In all my endeavors, I strive to improve the lives of others through selflessness. Whether through the emotional labor of caregiving, the thoughtful planning of an educational project abroad, or the patient guidance of young minds in camps and on the ice, I am trying to live a life of quiet leadership and service.
Johnna's Legacy Memorial Scholarship
In my sophomore year of high school, I sustained a head and neck injury that changed my life forever. Before the injury, I was a typical teenager, healthy and active. Afterward, I was a shadow of my former self. I had to miss two months of school at the end of my sophomore year, and a significant portion of my junior year as well. When I did attend school, it was difficult for me to focus. Each day, my headache would intensify as the day wore on. It was almost unbearable by the time I returned home.
The pain during those months is something I can't fully put into words. The physical agony, the mental turmoil, and the constant worry about my future consumed me. I was no longer myself. My appetite disappeared, I couldn't fall asleep, and I spent most of my days in a dark room. I stopped seeing my friends, couldn’t play ice hockey, and car rides made me nauseous. I was in constant pain and, on top of that, I sank into a depression. I saw countless doctors, but none of them could offer me relief.
During this time, I turned to my greatest companion, my brother. He has spent his entire life in pain as a spastic quadriplegic due to cerebral palsy. Spending time with him helped me heal, starting with my mind and eventually, my body. His calmness and understanding of my struggle gave me the strength to push through the pain that had taken over my life.

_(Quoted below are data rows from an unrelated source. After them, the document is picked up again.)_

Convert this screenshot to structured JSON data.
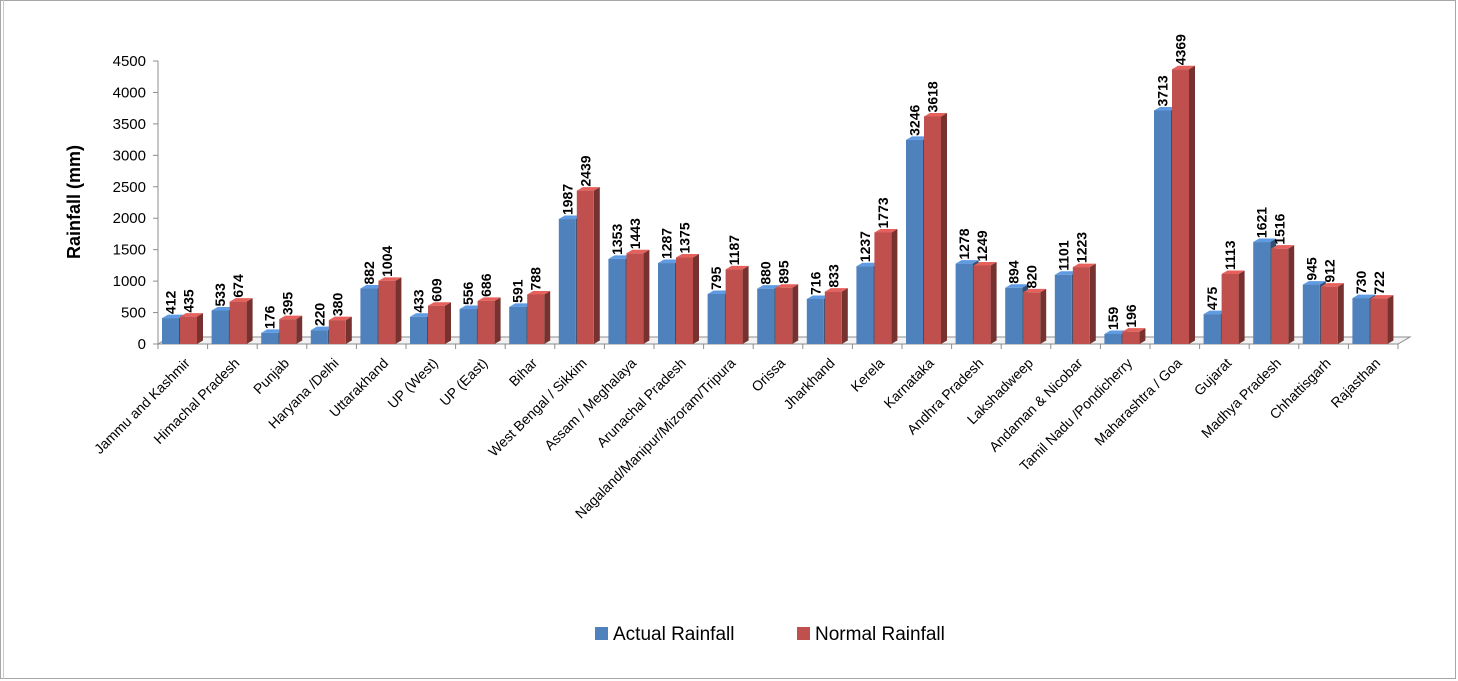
{
  "chart_data": {
    "type": "bar",
    "title": "",
    "xlabel": "",
    "ylabel": "Rainfall (mm)",
    "ylim": [
      0,
      4500
    ],
    "yticks": [
      0,
      500,
      1000,
      1500,
      2000,
      2500,
      3000,
      3500,
      4000,
      4500
    ],
    "grid": false,
    "legend_position": "bottom",
    "categories": [
      "Jammu and Kashmir",
      "Himachal Pradesh",
      "Punjab",
      "Haryana /Delhi",
      "Uttarakhand",
      "UP (West)",
      "UP (East)",
      "Bihar",
      "West Bengal / Sikkim",
      "Assam / Meghalaya",
      "Arunachal Pradesh",
      "Nagaland/Manipur/Mizoram/Tripura",
      "Orissa",
      "Jharkhand",
      "Kerela",
      "Karnataka",
      "Andhra Pradesh",
      "Lakshadweep",
      "Andaman & Nicobar",
      "Tamil Nadu /Pondicherry",
      "Maharashtra / Goa",
      "Gujarat",
      "Madhya Pradesh",
      "Chhattisgarh",
      "Rajasthan"
    ],
    "series": [
      {
        "name": "Actual Rainfall",
        "color": "#4f81bd",
        "values": [
          412,
          533,
          176,
          220,
          882,
          433,
          556,
          591,
          1987,
          1353,
          1287,
          795,
          880,
          716,
          1237,
          3246,
          1278,
          894,
          1101,
          159,
          3713,
          475,
          1621,
          945,
          730
        ]
      },
      {
        "name": "Normal Rainfall",
        "color": "#c0504d",
        "values": [
          435,
          674,
          395,
          380,
          1004,
          609,
          686,
          788,
          2439,
          1443,
          1375,
          1187,
          895,
          833,
          1773,
          3618,
          1249,
          820,
          1223,
          196,
          4369,
          1113,
          1516,
          912,
          722
        ]
      }
    ]
  }
}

I realized that every day, he battled through his own suffering and still found ways to experience joy. He never gave up.
With his help, I became someone who could face struggle and pain head-on. I learned to push through battles I once thought were impossible. I finished my junior year without needing to take any classes over the summer, and I continued to work with healthcare professionals to find solutions to my pain. I trained tirelessly to return to the ice hockey rink. I didn’t give up. I attended all of my therapy sessions, strengthening my body, just as my brother has done throughout his life.
Now, as I face the challenges of college, I know that I am more prepared than ever. With my past experiences and the pain I’ve endured, I’ve learned that when times get tough, I need to look to those closest to me for support. I’ve been through hard times before, and I know I am resilient. I will persevere through whatever comes next.